Kecuali ada yang mampu dan mau membuktikan ada yang lebih pertama.

Mahakarya

Pada hakikatnya sifat anugerah MURI dan Nobel beda dalam hal kaidah ukuran.

Beda dari MURI, sifat anugerah Nobel justru terbatas pada hal yang nisbi akibat tidak bisa diukur seperti mahakarya sains mau pun sastra disusul dengan politik dengan kedok istilah “perdamaian”.

Maka dua perihal melekat pada anugerah Nobel. Pertama pasti rawan menimbulkan pro dan kontra.

Mahakarya sains mustahil dikatakan bahwa mahakarya sains yang ini lebih hebat, maka lebih layak ketimbang mahakarya sains yang itu memperoleh anugerah Nobel.

Kenisbian juga melekat pada anugerah Nobel untuk sastra. Akibat kesadaran terhadap kenisbian tersebut, maka Jean Paul Sartre menolak anugerah Nobel untuk dirinya sendiri.

Ibu Teresa juga semula menolak anugerah Nobel, namun setelah dirayu berbagai pihak demi mendongkrak citra kemanusiaan yang memang sudah merosot di planet bumi ini, maka akhirnya dengan berat hati beliau menerima.

Sementara Pramudya Ananta Toer batal memperoleh anugerah Nobel akibat penguasa Orba di Indonesia protes keras jika tokoh yang dicap komunis ini sampai memperoleh anugerah Nobel.

Secara subyektif saya tidak setuju Aung San Suu Kyi dan Barrack Obama memperoleh anugerah Nobel apalagi untuk perdamaian.

Alasannya tentu saja subyektif, maka pasti ditentang oleh pendapat subyektif para pemuja ASSK dan BO.

Akibat pendapat niscaya terkait selera, maka berdebat tentang selera mana yang terbaik sama muskilnya dengan pertanyaan tentang agama mana yang terbaik.

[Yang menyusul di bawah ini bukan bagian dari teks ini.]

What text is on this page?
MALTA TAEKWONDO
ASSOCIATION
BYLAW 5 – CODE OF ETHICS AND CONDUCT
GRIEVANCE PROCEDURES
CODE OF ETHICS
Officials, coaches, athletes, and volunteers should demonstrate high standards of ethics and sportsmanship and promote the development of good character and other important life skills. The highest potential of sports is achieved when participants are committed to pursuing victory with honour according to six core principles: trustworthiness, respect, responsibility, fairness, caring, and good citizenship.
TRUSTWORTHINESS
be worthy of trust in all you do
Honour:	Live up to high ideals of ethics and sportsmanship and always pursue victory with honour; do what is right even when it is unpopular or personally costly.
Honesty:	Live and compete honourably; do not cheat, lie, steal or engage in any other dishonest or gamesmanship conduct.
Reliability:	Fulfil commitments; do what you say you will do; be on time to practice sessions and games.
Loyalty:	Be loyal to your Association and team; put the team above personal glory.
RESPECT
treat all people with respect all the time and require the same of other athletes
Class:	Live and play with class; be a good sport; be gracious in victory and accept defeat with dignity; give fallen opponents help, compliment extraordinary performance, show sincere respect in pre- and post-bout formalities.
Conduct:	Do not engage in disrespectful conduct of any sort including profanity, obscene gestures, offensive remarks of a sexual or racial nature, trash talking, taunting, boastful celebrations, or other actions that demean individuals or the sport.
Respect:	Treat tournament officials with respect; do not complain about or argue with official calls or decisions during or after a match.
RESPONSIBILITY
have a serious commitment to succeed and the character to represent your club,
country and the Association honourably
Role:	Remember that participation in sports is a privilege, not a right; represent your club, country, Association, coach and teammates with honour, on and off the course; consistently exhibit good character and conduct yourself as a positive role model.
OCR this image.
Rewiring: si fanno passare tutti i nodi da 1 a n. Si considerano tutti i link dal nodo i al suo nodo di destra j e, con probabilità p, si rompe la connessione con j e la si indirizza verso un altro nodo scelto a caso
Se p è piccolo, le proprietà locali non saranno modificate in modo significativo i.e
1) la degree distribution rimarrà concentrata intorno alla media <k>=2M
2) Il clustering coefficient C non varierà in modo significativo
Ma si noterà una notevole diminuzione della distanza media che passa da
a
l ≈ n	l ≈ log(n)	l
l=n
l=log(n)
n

Jawabannya pasti subyektif.

Kehendak Yang Maha Kuasa

Perihal ke dua yang melekat pada anugerah Nobel adalah faktor keberuntungan yang bagi mereka yang percaya Yang Maha Kuasa disebut sebagai Kehendak Yang Maha Kuasa.

Suka tak suka, apa boleh buat diakaui-tak-diakui faktor keberuntungan memang mutlak hadir pada anugerah Nobel.

Secara aritmatis beraroma teori probabiltas mudah dibayangkan betapa banyak jumlah mahakarya sains dan sastra setiap saat diciptakan oleh umat manusia di marcapada yang kini jumlahnya makin mendekati angka puluhan milliar.

Sementara belum dan semoga jangan ada komputer atau robot yang berhak sebagai otoritas mengukur mahakarya sains dan sastra yang ini lebih hebat, lebih keren, lebih berguna, lebih berharga ketimbang mahakarya sains atau sastra yang itu, maka lebih layak memperoleh anugerah Nobel ketimbang mahakarya sains atau sastra atau perdamaian atau entah apa namanya yang lain.

Apalagi nyaris mustahil ada anggota dewan juri Nobel tahu-menahu sebab kenal maka pernah membaca sebuah mahakarya sastra yang ditulis dalam bahasa Baduy oleh seorang mahasastrawan Baduy.

Akibat tak kenal, maka tak sayang maka sampai masa kini tidak ada pula anggota dewan juri Anugerah Nobel menomininasikan seorang mahasastrawan Baduy untuk memperoleh Anugerah Nobel.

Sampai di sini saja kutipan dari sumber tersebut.